La differenza tra l’A e la B è che chi ha fatto i federali non può scendere in B, mentre chi non ha fatto niente può salire in A. Quindi, ripeto, la mia etica sulla B e l’A: chi fa la B è giusto che faccia la A per avere anche un bagaglio culturale e visivo maggiore.

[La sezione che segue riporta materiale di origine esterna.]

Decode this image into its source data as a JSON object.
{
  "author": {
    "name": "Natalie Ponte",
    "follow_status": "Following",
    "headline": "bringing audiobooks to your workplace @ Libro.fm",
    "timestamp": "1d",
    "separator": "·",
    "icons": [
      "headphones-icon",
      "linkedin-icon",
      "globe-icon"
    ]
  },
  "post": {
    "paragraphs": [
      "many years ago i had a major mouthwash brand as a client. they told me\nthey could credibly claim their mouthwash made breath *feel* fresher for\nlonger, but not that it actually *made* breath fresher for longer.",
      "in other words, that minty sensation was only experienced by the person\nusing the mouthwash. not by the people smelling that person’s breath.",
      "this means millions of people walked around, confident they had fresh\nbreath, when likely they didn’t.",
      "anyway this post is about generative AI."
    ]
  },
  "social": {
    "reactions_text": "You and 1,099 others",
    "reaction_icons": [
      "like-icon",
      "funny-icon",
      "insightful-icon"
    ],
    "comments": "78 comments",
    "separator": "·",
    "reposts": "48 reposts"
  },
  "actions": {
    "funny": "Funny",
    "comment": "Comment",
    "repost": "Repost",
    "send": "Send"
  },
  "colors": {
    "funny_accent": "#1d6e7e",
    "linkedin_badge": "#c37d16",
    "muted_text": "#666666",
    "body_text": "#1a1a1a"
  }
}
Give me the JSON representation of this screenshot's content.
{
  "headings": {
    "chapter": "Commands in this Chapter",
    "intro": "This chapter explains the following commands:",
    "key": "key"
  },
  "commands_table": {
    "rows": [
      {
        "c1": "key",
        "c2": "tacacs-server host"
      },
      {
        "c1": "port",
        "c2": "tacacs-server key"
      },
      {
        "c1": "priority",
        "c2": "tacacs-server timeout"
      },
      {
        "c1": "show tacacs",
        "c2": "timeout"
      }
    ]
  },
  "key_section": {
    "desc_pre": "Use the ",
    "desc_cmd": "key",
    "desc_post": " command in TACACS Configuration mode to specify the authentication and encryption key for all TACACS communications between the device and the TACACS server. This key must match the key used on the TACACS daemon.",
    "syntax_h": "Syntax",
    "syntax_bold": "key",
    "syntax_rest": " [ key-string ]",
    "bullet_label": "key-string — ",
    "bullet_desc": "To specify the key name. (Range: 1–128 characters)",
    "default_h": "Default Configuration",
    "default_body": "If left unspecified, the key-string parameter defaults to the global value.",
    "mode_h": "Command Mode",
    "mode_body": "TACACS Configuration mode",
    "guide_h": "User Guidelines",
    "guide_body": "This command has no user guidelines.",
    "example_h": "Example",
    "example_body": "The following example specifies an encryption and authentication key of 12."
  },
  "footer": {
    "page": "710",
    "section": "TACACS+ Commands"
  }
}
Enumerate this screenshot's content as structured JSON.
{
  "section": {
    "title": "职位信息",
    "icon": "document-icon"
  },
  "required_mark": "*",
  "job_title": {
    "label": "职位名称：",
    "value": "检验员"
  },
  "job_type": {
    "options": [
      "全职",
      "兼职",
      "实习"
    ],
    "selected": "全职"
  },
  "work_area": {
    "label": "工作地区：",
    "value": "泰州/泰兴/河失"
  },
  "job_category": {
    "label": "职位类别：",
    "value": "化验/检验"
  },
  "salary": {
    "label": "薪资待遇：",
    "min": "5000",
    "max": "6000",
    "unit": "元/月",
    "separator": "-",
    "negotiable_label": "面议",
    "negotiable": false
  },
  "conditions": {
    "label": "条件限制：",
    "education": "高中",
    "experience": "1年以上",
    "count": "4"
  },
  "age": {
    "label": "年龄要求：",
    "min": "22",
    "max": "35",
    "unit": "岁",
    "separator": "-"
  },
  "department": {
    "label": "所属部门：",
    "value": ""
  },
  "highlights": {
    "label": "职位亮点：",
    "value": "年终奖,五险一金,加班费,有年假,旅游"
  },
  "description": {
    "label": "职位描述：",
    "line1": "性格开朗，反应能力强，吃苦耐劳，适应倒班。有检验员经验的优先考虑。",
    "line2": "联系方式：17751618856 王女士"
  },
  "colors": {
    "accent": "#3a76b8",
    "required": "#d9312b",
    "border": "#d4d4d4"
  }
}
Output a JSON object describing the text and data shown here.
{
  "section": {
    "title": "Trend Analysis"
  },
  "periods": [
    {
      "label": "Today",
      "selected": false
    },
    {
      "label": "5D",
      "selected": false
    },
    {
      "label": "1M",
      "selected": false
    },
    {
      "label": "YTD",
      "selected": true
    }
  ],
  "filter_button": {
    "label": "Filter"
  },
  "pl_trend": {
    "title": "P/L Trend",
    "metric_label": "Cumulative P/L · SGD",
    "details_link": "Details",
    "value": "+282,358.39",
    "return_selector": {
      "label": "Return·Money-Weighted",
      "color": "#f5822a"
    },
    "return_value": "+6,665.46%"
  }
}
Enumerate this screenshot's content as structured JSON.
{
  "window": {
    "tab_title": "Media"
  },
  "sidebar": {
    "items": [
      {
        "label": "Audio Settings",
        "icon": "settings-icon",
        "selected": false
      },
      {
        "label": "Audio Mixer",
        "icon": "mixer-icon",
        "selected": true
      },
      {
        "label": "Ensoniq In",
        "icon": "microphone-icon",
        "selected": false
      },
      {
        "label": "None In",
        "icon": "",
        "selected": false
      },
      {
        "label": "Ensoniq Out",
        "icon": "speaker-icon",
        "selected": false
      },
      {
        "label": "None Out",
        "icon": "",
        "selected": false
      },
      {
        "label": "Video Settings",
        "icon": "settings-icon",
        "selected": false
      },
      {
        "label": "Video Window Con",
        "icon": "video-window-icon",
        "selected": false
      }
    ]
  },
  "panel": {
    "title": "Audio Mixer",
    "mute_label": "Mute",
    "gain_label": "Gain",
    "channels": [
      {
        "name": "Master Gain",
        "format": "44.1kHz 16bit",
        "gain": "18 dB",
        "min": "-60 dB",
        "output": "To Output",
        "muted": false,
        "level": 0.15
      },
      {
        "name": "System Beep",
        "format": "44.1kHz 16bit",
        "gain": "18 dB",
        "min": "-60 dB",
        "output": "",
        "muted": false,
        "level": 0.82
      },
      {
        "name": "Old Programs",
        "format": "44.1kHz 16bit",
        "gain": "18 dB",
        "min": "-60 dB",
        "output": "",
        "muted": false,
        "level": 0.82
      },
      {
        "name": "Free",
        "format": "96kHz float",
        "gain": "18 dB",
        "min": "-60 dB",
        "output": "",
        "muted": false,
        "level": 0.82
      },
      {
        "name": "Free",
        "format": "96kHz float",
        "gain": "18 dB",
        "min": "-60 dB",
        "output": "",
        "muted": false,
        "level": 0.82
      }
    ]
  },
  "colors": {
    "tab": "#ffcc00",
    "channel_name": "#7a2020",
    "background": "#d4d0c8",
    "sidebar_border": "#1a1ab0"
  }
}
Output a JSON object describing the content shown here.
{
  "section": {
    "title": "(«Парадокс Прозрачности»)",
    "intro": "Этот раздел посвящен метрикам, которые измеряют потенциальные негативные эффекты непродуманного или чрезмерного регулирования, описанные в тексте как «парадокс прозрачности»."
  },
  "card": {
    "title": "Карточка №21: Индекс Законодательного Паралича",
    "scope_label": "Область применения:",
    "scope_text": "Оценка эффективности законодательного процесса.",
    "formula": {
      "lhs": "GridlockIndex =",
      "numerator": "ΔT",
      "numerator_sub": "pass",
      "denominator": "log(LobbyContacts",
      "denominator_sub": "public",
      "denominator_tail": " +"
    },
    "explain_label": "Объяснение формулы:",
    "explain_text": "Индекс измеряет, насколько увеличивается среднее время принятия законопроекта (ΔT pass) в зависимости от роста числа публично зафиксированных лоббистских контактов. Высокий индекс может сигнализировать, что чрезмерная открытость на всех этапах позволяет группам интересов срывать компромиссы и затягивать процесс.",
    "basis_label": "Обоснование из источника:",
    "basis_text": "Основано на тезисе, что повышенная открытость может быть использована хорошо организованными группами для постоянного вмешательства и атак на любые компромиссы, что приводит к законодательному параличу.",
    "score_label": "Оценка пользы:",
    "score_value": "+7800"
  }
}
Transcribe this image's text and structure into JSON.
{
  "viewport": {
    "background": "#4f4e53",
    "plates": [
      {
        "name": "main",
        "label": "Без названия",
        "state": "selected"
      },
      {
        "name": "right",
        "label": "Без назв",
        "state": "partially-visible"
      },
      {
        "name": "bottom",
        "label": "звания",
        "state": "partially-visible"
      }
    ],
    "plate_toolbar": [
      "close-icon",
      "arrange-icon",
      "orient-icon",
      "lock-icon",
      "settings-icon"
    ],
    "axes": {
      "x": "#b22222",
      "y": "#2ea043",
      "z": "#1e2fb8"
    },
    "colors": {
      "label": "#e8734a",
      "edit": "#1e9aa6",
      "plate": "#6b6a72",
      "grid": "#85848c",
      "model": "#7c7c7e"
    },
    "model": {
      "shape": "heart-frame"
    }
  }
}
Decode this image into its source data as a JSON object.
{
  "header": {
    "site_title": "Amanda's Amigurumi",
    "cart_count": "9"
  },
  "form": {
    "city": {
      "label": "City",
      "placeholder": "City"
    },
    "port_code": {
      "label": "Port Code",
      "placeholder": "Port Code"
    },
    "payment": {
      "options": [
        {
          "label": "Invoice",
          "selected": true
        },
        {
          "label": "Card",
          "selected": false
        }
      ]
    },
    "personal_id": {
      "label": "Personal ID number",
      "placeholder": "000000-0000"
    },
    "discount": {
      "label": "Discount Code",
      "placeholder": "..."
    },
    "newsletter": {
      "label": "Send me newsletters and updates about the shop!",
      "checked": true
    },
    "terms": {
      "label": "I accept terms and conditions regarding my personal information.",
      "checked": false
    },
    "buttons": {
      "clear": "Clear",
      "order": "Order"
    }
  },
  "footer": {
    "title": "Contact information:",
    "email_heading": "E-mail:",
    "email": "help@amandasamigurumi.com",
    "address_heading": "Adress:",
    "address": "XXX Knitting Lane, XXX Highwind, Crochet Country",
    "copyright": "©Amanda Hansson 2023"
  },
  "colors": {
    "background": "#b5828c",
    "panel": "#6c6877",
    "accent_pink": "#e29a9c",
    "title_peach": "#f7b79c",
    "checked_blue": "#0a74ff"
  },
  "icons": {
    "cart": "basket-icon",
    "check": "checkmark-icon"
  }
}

Come valuti i tre campionati?
Ho una valutazione molto positiva perché tutti e tre i campionati stanno crescendo a dismisura. Ero partito il primo anno che c’era Libertas a un mischione generale, un livello abbastanza basso. Con tutti questi giocatori che stanno approdando al mondo Libertas i livelli si stanno alzando. Ed è un campionato che secondo me può solo che crescere.
E la Libertas A invece?
L’A è un bel campionato, secondo me può crescere ancora di più, sta crescendo veramente tanto. Si stanno approcciando giocatori che hanno fatto tanti campionati federali, tanti campionati all’estero. Secondo me è veramente alto. Al momento vedo favorite Varese e Fighters in tutte e tre le categorie, quindi Libertas A, B e C.

Prossimi impegni vostri?
Domenica 30 novembre giocheremo a Torino coi Bulls in Libertas A. Mi aspetto una partita dove possiamo giocarcela, dove c’è voglia di fare risultato, e che può essere alla nostra portata.
La prossima partita con la Libertas C sarà il 3 dicembre contro i Vikings, mentre a febbraio giocheremo con la Libertas B.
Come si prepara una partita con tutto questo stacco?
Ho la fortuna che appunto chi gioca la B mi gioca anche la A, quindi ripeto il ritmo partita non lo perde, poi sicuramente organizzare delle amichevoli aiuta. E quest’anno l’obiettivo è quello di arrivare il più in alto possibile, imparare e divertirsi. Cercando di apprendere sempre di più e mettendosi in gioco su ogni fronte.